Several years ago, John Ionnidis jolted the scientific establishment with an article titled, “Why Most Published Research Findings Are False.” He had concerns about inattention to statistical power, multiple inference issues and so on. Most people had already been aware of all this, of course, but that conversation opened the floodgates, and many more issues were brought up, such as hidden lab-to-lab variability. In addition, there is the occasional revelation of outright fraud.
Many consider the field to be at a crisis point.
In the 2014 JSM, Phil Stark organized a last-minute session on the issue, including Marcia McNutt, former editor of Science and Yoav Benjamini of multiple inference methodology fame. The session attracted a standing-room-only crowd.
In this post, Reed Davis and I are releasing the prototype of an R package that we are writing, revisit, with the goal of partially remedying the statistical and data wrangling aspects of this problem. It is assumed that the authors of a study have supplied (possibly via carrots or sticks) not only the data but also the complete code for their analyses, from data cleaning up through formal statistical analysis.
There are two main aspects:
- The package allows the user to “replay” the authors’ analysis, and most importantly, explore other alternate analyses that the authors may have overlooked. The various alternate analyses may be saved for sharing.
- Warn of statistical errors, such as: overreliance on p-values; need for multiple inference procedures; possible distortion due to outliers; etc.
The term user here could refer to several different situations:
- The various authors of a study, collaborating and trying different analyses during the course of the study.
- Reviewers of a paper submitted for publication on the results of the study.
- Fellow scientists who wish to delve further into the study after it is published.
The package has text and GUI versions. The latter is currently implemented as an RStudio add-in.
The package is on my GitHub site, and has a fairly extensive README file introducing the goals and usage.
5 thoughts on “A Partial Remedy to the Reproducibility Problem”
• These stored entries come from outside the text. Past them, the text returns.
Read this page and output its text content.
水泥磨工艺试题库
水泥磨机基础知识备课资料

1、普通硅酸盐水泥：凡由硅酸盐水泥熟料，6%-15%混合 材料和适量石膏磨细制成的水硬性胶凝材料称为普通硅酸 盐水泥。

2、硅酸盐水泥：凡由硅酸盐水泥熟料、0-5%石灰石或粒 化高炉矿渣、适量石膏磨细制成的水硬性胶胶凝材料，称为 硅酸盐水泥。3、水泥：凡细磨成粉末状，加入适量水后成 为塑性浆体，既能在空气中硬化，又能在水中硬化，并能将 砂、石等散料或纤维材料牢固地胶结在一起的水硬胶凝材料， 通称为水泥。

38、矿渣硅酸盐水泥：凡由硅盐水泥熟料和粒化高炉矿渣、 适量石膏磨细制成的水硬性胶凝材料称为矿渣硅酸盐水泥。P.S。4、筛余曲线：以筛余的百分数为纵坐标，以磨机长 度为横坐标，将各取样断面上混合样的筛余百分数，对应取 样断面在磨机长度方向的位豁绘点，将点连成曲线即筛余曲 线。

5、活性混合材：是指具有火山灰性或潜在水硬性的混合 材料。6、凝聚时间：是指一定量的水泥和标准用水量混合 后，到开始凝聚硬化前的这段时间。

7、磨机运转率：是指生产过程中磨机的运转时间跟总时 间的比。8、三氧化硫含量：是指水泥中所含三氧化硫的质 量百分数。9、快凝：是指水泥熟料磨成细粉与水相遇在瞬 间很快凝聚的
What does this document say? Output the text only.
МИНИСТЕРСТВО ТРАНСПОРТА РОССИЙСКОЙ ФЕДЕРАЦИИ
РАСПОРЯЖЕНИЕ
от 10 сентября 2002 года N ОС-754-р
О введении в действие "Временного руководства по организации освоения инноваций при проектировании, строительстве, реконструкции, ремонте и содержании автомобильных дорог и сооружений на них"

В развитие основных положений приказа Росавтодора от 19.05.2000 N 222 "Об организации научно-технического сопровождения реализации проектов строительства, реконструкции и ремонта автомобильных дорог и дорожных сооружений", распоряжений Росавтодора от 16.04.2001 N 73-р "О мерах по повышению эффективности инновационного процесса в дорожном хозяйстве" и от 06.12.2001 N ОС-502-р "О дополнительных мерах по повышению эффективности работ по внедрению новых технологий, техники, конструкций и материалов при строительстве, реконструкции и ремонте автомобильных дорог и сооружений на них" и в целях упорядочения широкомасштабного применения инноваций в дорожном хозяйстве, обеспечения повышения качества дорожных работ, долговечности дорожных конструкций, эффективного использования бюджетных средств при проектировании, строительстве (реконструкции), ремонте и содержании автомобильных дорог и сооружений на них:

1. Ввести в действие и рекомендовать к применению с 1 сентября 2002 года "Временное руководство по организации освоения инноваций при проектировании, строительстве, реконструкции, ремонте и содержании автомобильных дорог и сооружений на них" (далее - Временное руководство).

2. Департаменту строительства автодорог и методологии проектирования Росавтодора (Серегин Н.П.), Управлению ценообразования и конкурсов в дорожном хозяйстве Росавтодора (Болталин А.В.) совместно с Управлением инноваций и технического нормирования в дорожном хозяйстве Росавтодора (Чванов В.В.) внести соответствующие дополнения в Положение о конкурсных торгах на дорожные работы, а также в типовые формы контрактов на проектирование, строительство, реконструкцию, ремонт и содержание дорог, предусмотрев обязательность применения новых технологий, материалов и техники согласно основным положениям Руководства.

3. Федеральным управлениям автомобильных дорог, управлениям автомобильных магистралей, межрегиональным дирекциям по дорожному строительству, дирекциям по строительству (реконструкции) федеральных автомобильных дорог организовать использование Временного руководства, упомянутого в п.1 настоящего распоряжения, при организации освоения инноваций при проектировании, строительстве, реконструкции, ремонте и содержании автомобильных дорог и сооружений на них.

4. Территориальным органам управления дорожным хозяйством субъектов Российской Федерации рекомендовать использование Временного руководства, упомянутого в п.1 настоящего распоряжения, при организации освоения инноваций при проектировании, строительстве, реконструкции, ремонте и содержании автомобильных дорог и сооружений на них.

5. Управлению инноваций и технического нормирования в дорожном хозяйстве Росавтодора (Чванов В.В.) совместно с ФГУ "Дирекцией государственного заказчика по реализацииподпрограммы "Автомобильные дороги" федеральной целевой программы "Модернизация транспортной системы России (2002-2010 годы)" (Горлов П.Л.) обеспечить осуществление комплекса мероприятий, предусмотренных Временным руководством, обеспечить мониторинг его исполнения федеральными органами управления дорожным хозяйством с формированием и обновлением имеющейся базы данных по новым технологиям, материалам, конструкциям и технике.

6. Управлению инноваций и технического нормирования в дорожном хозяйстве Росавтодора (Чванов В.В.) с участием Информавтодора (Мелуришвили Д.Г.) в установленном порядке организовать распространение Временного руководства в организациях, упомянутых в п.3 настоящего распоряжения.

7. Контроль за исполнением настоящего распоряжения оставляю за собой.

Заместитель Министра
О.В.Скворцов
I salute you for taking up this can of worms. The article you mention (the name of the author is, btw, Ioannidis, not Ionnidis) has been troubling me since the publication. As any scientific work is based on earlier studies, and if those are basically at fault, well, the whole fabric of one’s own work should be considered with unpleasant suspicions. Not a welcome thought!
Thanks for the spelling correction, the second time I’ve mangled someone’s name in this blog. 😦
But yes, this is very, very serious.